La mamma ha deciso di coinvolgere anche i genitori dei compagni di scuola del figlio: “Mi ha spiegato di aver aperto solo i primi due video che gli erano arrivati e di aver archiviato gli altri. Così ho scritto immediatamente sulla chat di classe, che ho con gli altri genitori, avendo riconosciuto alcuni compagni di scuola coinvolti nella chat. Gli altri genitori però hanno risposto con indifferenza: “Nessuno ha voluto denunciare. Non so se per vergogna o cos’altro. Mio figlio in questa vicenda risulta un testimone, non è indagato. Ma io comunque non mi sarei fermata in ogni caso. Non solo perché ritengo che sia un dovere civile sporgere denuncia, ma anche perché non si può accettare che dei ragazzini divulghino oscenità e appelli in nome di Hitler o della Jihad. È assolutamente inconcepibile”.

Poi conclude: “Non mi permetto di guardare in casa d’altri. Ma i genitori devono fare i genitori e controllare i propri ragazzi”.

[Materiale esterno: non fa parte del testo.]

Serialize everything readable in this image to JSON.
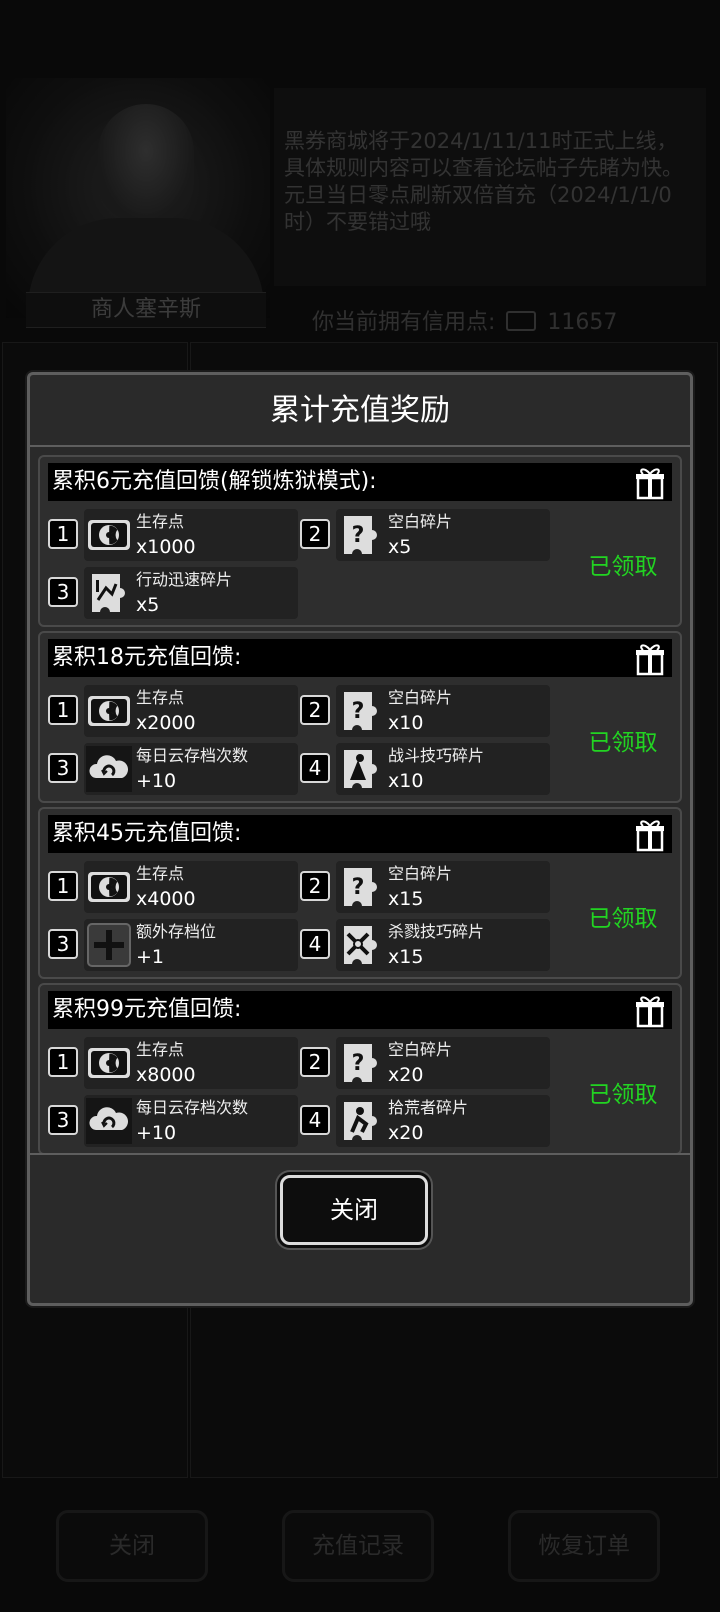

A seguito dell’indagini i Carabinieri hanno rintracciato gli amministratori del gruppo che sono tutti residenti nella provincia di Rivoli. Mentre sono state perquisite case in 13 province tra Toscana, Val d’Aosta, Piemonte, Lombardia, Veneto, Emilia Romagna, Lazio, Campania, Puglia e Calabria.

Alla fine degli accertamenti, sarà valutata anche la capacità di potestà genitoriale nei confronti dei figli indagati ed un probabile intervento anche degli assistenti sociali.

Voi unimamme eravate a conoscenza di queste dichiarazioni? Controllate il cellulare o gli altri dispositivi elettronici che hanno delle chat dei vostri figli? Cosa avreste fatto al posto della mamma del 13enne?